Dia 31 de março, véspera do feriadão da páscoa, foi meu último dia de trabalho. Afinal, desde o dia 5 de abril, estou de férias. Tenho meio que trauma de redações sobre minhas férias e, por isso, evitei escrever qualquer coisa aqui a esse respeito, só que não resisti. Depois de um fim de semana chuvoso em Paraty, de onde voltei justo a tempo de proteger-me do temporal que castigou o Rio nessa semana, vi-me forçada a ficar em casa por uns dias. Ok, precisava descansar, né? E, se por um lado pensava que "ninguém merece começar as férias com tanta chuva", por outro agradecia "por não ter que sair nessa chuva para trabalhar, não ter que me estapear para pegar o metrô lotado ou esperar horas por um ônibus xexelento". Bom mantra, que recomendo a todos os que estiverem de férias agora.

Pois bem, a chuva parece estar indo embora e, com isso, a vida citadina retoma seu eixo... E minha vida social, idem.
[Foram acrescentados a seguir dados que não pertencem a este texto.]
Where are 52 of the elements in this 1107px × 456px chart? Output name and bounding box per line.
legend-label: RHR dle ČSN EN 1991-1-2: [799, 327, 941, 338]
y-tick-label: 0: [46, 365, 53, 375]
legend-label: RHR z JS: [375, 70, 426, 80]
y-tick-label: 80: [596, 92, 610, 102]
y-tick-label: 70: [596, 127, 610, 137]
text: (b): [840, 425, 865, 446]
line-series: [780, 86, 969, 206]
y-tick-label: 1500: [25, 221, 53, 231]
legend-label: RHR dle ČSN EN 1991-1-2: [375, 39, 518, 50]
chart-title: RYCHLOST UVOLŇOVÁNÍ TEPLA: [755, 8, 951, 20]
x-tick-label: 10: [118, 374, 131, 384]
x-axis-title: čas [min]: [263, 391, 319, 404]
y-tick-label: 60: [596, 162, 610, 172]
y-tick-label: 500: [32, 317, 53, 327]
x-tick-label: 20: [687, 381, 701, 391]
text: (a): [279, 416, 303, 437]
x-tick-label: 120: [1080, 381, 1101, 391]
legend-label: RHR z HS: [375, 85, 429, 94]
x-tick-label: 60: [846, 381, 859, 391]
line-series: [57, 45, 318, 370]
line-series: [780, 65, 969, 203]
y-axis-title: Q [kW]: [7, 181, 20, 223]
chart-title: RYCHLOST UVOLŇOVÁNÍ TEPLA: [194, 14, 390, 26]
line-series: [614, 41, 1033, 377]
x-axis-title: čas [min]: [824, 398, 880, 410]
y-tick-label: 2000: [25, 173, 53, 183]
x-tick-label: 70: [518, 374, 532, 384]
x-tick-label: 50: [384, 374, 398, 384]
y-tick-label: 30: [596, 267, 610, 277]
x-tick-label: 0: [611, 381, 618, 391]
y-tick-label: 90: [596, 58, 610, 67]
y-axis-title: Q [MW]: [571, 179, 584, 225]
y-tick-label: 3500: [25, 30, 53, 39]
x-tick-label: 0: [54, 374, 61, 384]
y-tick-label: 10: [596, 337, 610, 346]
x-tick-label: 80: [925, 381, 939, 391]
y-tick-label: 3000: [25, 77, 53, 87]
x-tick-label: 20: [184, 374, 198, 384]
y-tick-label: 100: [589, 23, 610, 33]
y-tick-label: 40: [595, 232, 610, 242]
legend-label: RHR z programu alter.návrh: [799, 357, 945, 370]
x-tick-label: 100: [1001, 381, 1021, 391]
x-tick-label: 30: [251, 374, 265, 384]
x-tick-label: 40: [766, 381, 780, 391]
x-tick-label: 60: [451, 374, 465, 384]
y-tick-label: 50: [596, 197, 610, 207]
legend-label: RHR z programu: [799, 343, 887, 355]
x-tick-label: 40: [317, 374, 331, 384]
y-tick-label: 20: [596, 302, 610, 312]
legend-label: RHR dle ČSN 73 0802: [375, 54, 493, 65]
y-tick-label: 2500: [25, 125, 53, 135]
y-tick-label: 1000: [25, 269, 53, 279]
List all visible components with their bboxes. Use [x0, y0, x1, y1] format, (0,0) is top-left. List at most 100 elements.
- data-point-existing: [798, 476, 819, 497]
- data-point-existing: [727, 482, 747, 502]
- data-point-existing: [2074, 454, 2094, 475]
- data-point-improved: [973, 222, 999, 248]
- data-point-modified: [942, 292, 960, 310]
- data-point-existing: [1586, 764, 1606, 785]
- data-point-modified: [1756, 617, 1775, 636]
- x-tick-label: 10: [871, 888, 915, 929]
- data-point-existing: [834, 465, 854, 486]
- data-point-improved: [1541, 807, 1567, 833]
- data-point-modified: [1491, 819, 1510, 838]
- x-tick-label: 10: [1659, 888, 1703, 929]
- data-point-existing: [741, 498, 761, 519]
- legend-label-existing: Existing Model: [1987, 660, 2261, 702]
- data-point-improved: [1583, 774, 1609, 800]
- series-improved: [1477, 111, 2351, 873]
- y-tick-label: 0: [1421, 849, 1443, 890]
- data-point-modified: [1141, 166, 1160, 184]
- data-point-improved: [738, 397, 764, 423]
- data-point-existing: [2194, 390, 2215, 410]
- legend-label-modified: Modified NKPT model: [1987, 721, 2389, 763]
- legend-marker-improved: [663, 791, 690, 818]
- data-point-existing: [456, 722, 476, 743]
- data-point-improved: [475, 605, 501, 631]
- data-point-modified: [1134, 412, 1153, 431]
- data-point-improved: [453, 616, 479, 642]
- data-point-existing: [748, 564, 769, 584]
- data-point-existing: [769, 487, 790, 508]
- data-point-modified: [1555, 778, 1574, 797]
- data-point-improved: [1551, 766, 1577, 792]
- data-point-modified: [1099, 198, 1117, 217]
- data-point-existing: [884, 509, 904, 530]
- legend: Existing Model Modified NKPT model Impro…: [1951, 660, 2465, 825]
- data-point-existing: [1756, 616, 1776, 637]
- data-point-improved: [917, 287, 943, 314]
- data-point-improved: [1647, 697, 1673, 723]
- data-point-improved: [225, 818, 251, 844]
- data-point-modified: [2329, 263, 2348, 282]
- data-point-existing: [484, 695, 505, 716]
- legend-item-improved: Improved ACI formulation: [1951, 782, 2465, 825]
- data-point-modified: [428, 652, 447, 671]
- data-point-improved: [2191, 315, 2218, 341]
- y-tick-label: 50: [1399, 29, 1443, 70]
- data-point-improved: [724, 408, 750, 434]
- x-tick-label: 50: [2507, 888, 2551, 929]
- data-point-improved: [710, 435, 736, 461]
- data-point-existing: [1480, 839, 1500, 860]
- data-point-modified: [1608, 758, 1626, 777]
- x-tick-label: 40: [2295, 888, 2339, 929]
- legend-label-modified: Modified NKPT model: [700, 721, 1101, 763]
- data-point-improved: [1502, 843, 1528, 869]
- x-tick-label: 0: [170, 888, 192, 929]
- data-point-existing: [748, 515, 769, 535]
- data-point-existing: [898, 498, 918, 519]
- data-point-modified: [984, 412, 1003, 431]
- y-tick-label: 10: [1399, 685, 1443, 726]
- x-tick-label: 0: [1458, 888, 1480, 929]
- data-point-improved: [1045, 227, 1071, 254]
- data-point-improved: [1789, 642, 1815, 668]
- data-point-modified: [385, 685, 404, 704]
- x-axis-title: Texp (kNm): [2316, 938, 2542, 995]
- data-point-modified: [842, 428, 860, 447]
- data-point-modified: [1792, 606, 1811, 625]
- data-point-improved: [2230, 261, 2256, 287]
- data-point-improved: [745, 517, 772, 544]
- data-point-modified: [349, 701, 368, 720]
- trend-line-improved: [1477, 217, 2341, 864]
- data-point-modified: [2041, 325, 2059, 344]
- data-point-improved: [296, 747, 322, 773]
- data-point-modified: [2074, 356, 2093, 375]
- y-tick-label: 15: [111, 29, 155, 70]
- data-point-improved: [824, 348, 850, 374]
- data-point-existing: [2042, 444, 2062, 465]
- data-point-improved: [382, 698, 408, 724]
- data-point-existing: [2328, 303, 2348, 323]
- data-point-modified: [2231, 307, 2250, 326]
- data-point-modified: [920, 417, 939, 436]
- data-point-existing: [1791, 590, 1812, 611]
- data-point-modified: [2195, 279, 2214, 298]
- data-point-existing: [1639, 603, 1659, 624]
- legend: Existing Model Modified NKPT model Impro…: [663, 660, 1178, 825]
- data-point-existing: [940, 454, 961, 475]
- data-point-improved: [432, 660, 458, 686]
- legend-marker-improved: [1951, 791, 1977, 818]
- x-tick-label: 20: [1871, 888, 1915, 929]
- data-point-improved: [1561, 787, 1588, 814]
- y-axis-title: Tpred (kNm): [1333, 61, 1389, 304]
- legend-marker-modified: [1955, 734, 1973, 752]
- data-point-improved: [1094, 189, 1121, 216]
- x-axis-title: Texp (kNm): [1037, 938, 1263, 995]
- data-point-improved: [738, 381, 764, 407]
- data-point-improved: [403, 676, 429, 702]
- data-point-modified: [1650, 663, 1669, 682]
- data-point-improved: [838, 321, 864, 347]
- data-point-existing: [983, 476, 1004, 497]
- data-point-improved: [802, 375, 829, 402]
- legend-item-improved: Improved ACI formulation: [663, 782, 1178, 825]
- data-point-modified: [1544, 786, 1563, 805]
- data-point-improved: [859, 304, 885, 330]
Então, sexta passada, venci a inércia e fui encontrar a Julie no centro do Rio. Pena que uns resquícios de chuva fizeram questão de atrapalhar nossos planos de bater perna pelo Saara (mas o sol ainda brilhará! Saara, tremei!)... Entretanto, até que foi bom, porque tivemos um excelente motivo para entrar num lugar muito simpático (que namoro a tempos, da janela do 229) chamado Café do Bom, Cachaça da Boa. Lindo, lindo, lindo demais! E gostoso, aconchegante... Só não me animei a subir as escadas para ver os livros do sebo que funciona no mezanino. É que, depois de jogar conversa fora, tomar água, espresso (bom, muito bom!), pastelzinho de tomate seco com ricota e brownie com calda de chocolate (pecaminoso...), achei melhor aproveitar a estiada para bater perna na rua. Julie, que tomou um singelo chá com bolinho de laranja, concordou, e fomos para na Caixa Cultural.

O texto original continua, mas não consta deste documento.